The Washington Capitals are in the playoffs — with almost no expectation that they will win. But goaltender Braden Holtby could get hot and carry the team. The same can be said for Washington’s other goalie, Philipp Grubauer. (Katherine Frey/The Washington Post)

In sports, there is always talk about expectations. Some teams and athletes are so good they are expected to do well year after year.

Think of Tom Brady and the New England Patriots in football. Serena Williams and Roger Federer in tennis. Or any basketball team that is lucky enough to have LeBron James.

It’s the same with kids. The best player on a youth-league team is expected to score a lot of baskets or goals. Just as the top student in class is expected to get an A on every test.

Sometimes it’s not easy to be the top dog. That’s because anything other than a championship or a perfect score can seem like a disappointment.

Think of the Washington Nationals. Or Washington’s favorite hard-luck hockey team, the Capitals.

The Caps won the Presidents’ Trophy for both the 2015-2016 and 2016-2017 National Hockey League seasons. That’s the award given to the team that has the best record during the regular season.

So the Capitals and their die-hard fans expected the team to do well in the Stanley Cup playoffs. Instead, the team was bounced in a hard-fought series with the Pittsburgh Penguins in the second round both years.

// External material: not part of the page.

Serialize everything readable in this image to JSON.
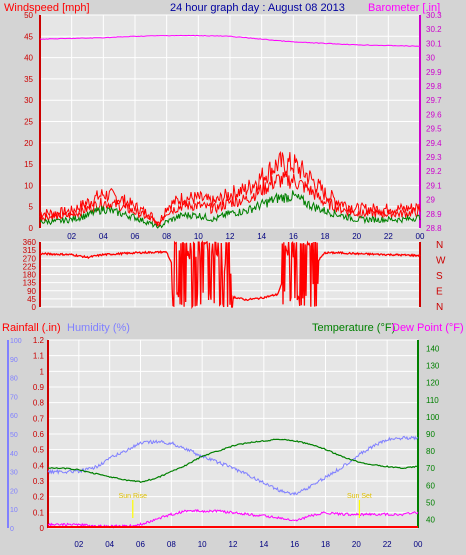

The Presidents’ Trophy is nice, but it’s not the Stanley Cup. That’s the famous trophy all the National Hockey League teams want to win. And it’s one the Capitals have never won.

As the NHL playoffs begin, there are zero — and I mean zero — expectations that the Caps will win the Stanley Cup or even get very far in the postseason. Instead, all the expectations are on such top teams as the Nashville Predators, Vegas Golden Knights and Boston Bruins.

But maybe this will be the year the Caps surprise some people. After all, they had a solid season with a record of 49-26-7 (49 wins, 26 losses and seven overtime losses). That didn’t earn them the Presidents’ Trophy, but only five teams in the 31-team NHL did better.

The Caps have a strong team. Alex Ovechkin had a terrific season, tallying a league-leading 49 goals. There is also a talented supporting cast led by stickhandling wizards Evgeny Kuznetsov and Nicklas Backstrom.

The Caps defense is solid. They have two goalies — Philipp Grubauer and Braden Holtby — who could get hot and carry the team through the playoffs. And John Carlson led all NHL defensemen in points (68) and assists (53).

Of course, any playoff run also needs what hockey fans call “puck luck” — a break or two that can change a game or a series.

Who knows? Maybe this is the year that the Caps make some noise in the playoffs. The year when it is least expected.